On August 24 Santaris Pharma, which is also developing drugs targeted to disease-related mRNAs, announced a multiyear worldwide strategic alliance with Shire to discover and develop new RNA-based medicines to treat rare genetic disorders. The deal provides for Santaris to receive initial payments of $6.5 million covering technology access, exclusivity for three predefined targets, and initial discovery funding. It also stands to earn an early-stage payment of $13.5 million upon successful completion of certain initial studies.

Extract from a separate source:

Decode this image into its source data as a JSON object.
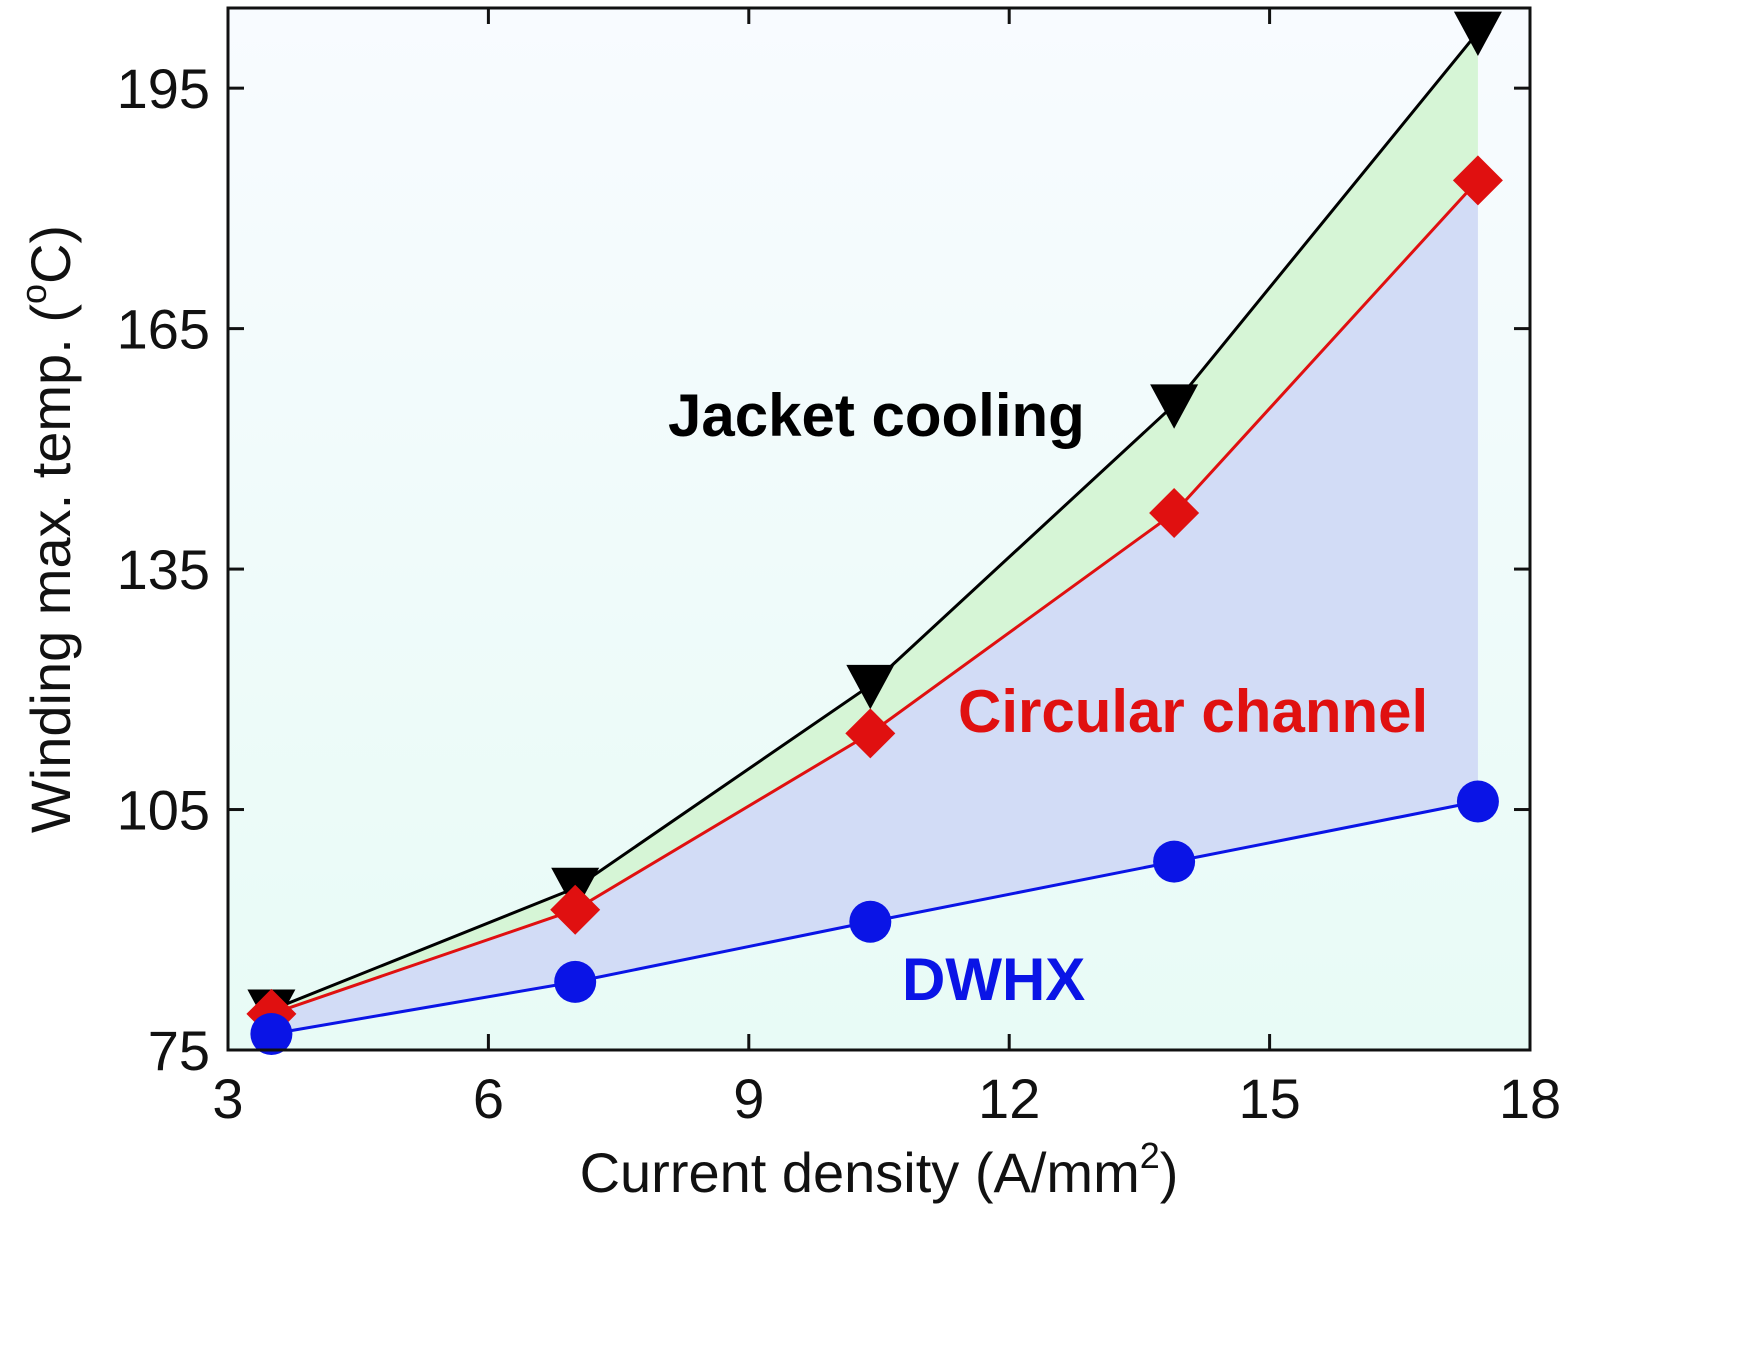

Santaris completed a Phase I trial of its miRNA-targeting HCV therapeutic, SPC3649, earlier this year. It was the first to test an miRNA antagonist in humans. An additional Phase I study, examining multiple doses of SPC3649, is expected to begin before the end of 2009. SPC3649 is a locked nucleic acid targeting miR-122, a liver-expressed miRNA shown to play a role in HCV replication.
Lastly, Seattle-based Mirina is focusing on developing drugs using minor groove binder (MGB) technology licensed from Nanogen. MGB agents are chemical groups with high affinity for helical DNA or RNA. Nanogen has applied this technology for molecular diagnostics, licensing it to Applied Biosystems and Thermo Fisher Scientific for research applications. Mirina will target selected miRNAs with its MGB-oligonucleotide compounds, which it hopes will exhibit enhanced target selectivity and potency.
miRNAs may provide an entirely new approach to potential treatments for a variety of diseases as is evidenced by the recent onslaught of related drug development. Being an entirely new technique, though, it will take a significant amount of time for a miRNA-based therapy to reach the market. Perhaps more immediately, new markers for disease classification, progression, and therapeutic responses will surface through the immense investment in miRNA research.